Andare a vedere le gare di ciclismo dal vivo è un vero e proprio atto di fede: un rito laico e popolare che si tramanda immutato da generazioni. Centinaia di persone che si radunano spontaneamente a bordo delle strade come tanti pellegrini in attesa dell’apparizione di un santo. Ore e ore appostati – non importa che ci sia il sole cocente o la pioggia battente – alla ricerca del punto d’osservazione perfetto.
Passione irrazionale. È difficile far capire a chi non c’è mai stato quale sia l’emozione che si prova ad essere in quel luogo e in quel preciso istante. In fondo si tratta solo di un attimo. Pochi secondi per scorgere in mezzo ai tanti volti trasfigurati dalla fatica il proprio atleta preferito. Giusto il tempo di un “Alé” gridato con tutto il fiato che si ha nei polmoni e il gruppo inesorabilmente scompare dietro la curva.
Ma andare a vedere una corsa a bordo strada non è soltanto questo. È l’emozione unica che si prova a percorrere – a piedi o ancora meglio se in sella a una bicicletta – quelle strade che nel giro di pochi minuti saranno teatro dello scontro tra i propri beniamini. Come se un amante del calcio potesse palleggiare indisturbato sul terreno di San Siro poco prima di un derby.

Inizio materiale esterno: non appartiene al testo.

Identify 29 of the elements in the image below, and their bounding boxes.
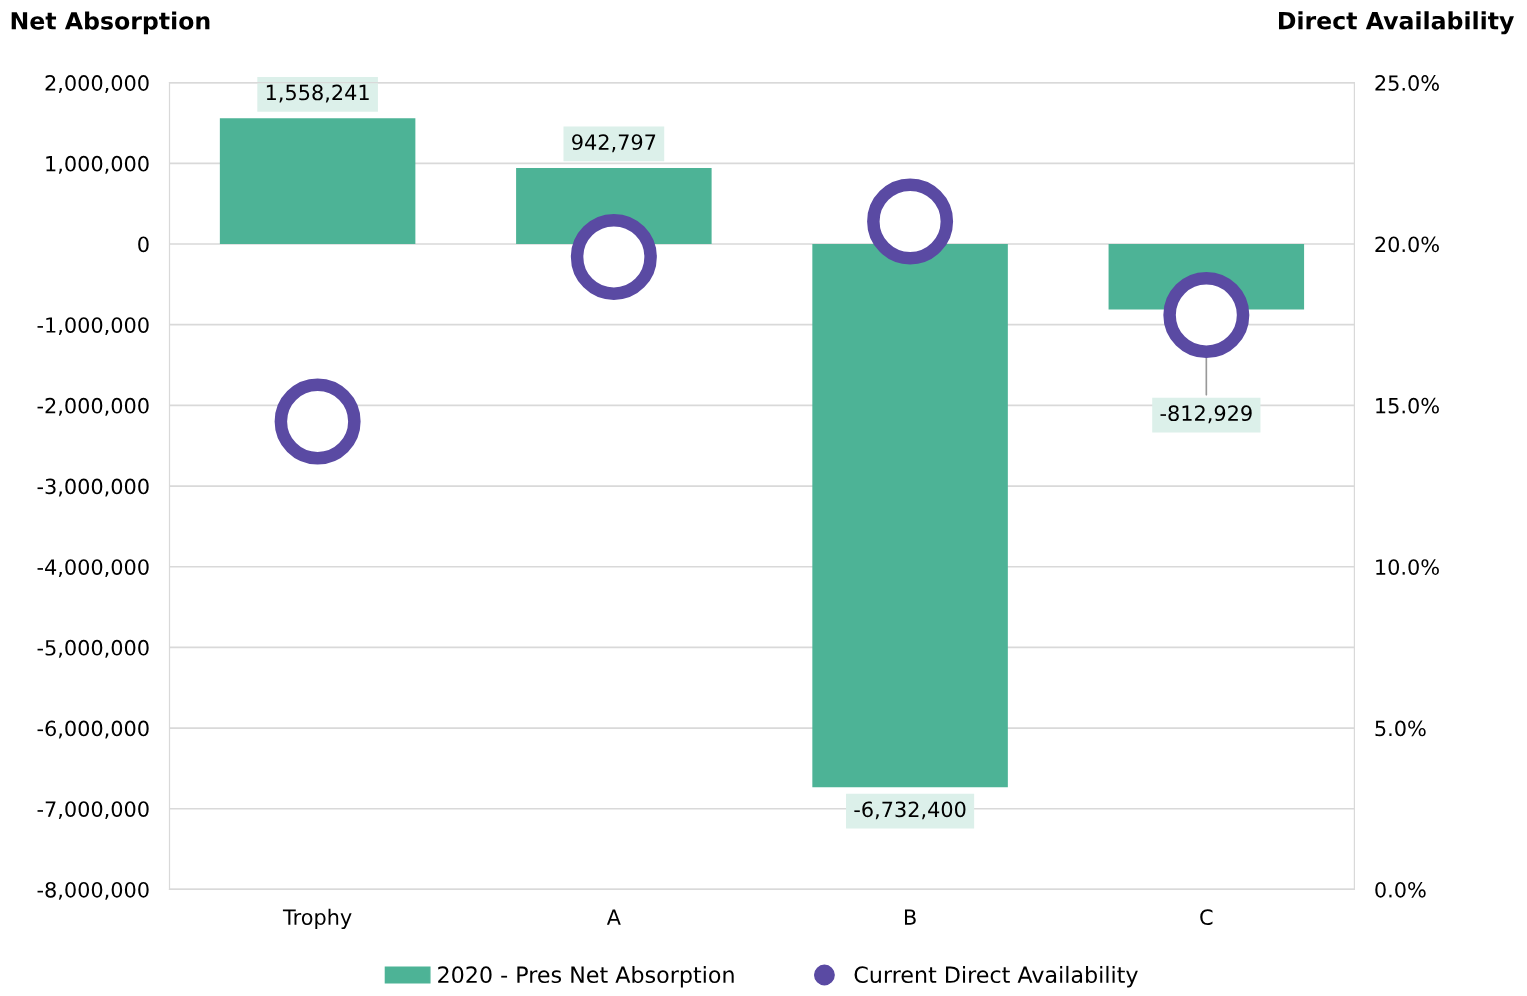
x-tick-label: C: [1200, 909, 1213, 925]
y2-tick-label: 0.0%: [1375, 881, 1426, 898]
x-tick-label: B: [904, 909, 916, 925]
y-tick-label: -8,000,000: [37, 881, 149, 900]
y2-tick-label: 15.0%: [1376, 397, 1439, 414]
y-tick-label: -2,000,000: [37, 397, 149, 416]
y-tick-label: 1,000,000: [46, 155, 149, 174]
x-tick-label: A: [606, 909, 621, 925]
data-label: -812,929: [1160, 405, 1252, 424]
y-tick-label: -1,000,000: [37, 317, 149, 336]
y2-tick-label: 10.0%: [1376, 559, 1439, 575]
data-label: 1,558,241: [266, 84, 369, 103]
y-tick-label: -4,000,000: [37, 559, 149, 578]
y-tick-label: -6,000,000: [37, 720, 149, 739]
y2-axis-title: Direct Availability: [1279, 11, 1514, 35]
legend-label: Current Direct Availability: [854, 965, 1138, 988]
y-tick-label: -5,000,000: [37, 639, 149, 658]
x-tick-label: Trophy: [282, 908, 352, 930]
data-label: -6,732,400: [854, 801, 966, 820]
y2-tick-label: 5.0%: [1375, 720, 1426, 737]
y2-tick-label: 20.0%: [1375, 236, 1439, 253]
y-axis-title: Net Absorption: [11, 11, 210, 35]
data-label: 942,797: [572, 134, 656, 153]
legend-label: 2020 - Pres Net Absorption: [438, 965, 734, 988]
y-tick-label: -3,000,000: [37, 478, 149, 497]
y-tick-label: 0: [138, 236, 149, 253]
y2-tick-label: 25.0%: [1375, 75, 1439, 91]
y-tick-label: -7,000,000: [37, 801, 149, 820]
y-tick-label: 2,000,000: [45, 75, 149, 93]
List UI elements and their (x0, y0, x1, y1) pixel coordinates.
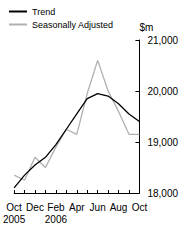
svg-text:Jun: Jun (90, 202, 106, 213)
svg-text:Aug: Aug (110, 202, 128, 213)
svg-text:Dec: Dec (26, 202, 44, 213)
svg-text:Trend: Trend (32, 7, 55, 17)
svg-text:Seasonally Adjusted: Seasonally Adjusted (32, 20, 113, 30)
svg-text:2005: 2005 (3, 214, 26, 225)
svg-text:19,000: 19,000 (147, 137, 178, 148)
svg-text:21,000: 21,000 (147, 35, 178, 46)
svg-text:18,000: 18,000 (147, 188, 178, 199)
svg-text:Oct: Oct (6, 202, 22, 213)
svg-text:Oct: Oct (132, 202, 148, 213)
svg-text:Apr: Apr (69, 202, 85, 213)
svg-text:20,000: 20,000 (147, 86, 178, 97)
svg-text:Feb: Feb (47, 202, 65, 213)
svg-text:2006: 2006 (45, 214, 68, 225)
svg-text:$m: $m (139, 22, 153, 33)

E poi c’è la lunga attesa. Quell’attesa leopardiana che è essa stessa la vera essenza della felicità. In quel lungo lasso di tempo che precede il passaggio dei corridori può succedere di tutto. Tra una grigliata improvvisata, cori da stadio e fiumi di birra, ci si confronta con gli altri spettatori, si fantastica sui possibili scenari tattici e, specialmente in cima alle montagne dove i cellulari fanno fatica a prendere, iniziano a correre “voci incontrollate e pazzesche”. Come nel Secondo tragico Fantozzi durante la proiezione della corazzata Potemkin, si inizia a sentire di fantomatiche fughe a oltre venti minuti di vantaggio e si fantastica sulle possibili crisi di dei vari protagonisti attesi. Un brusio di fondo che si interrompe solo quando all’orizzonte appare l’elicottero delle riprese, inequivocabile presagio dell’imminente passaggio della carovana.
Passano le moto dell’organizzazione. Ancora qualche istante di silenzio e dal fondo della strada parte un boato che in pochi secondi ti travolge. Senza accorgertene, come un bimbo a Natale, inizi a saltare, a gridare e a battere le mani. Dal primo all’ultimo, nei loro abiti colorati e in sella alle loro biciclette luccicanti, sfilano gli atleti. In quel preciso istante non sei più un’individualità a sé stante, ma entri a fare parte di un tutto. Non sei più un semplice spettatore: sei parte della corsa.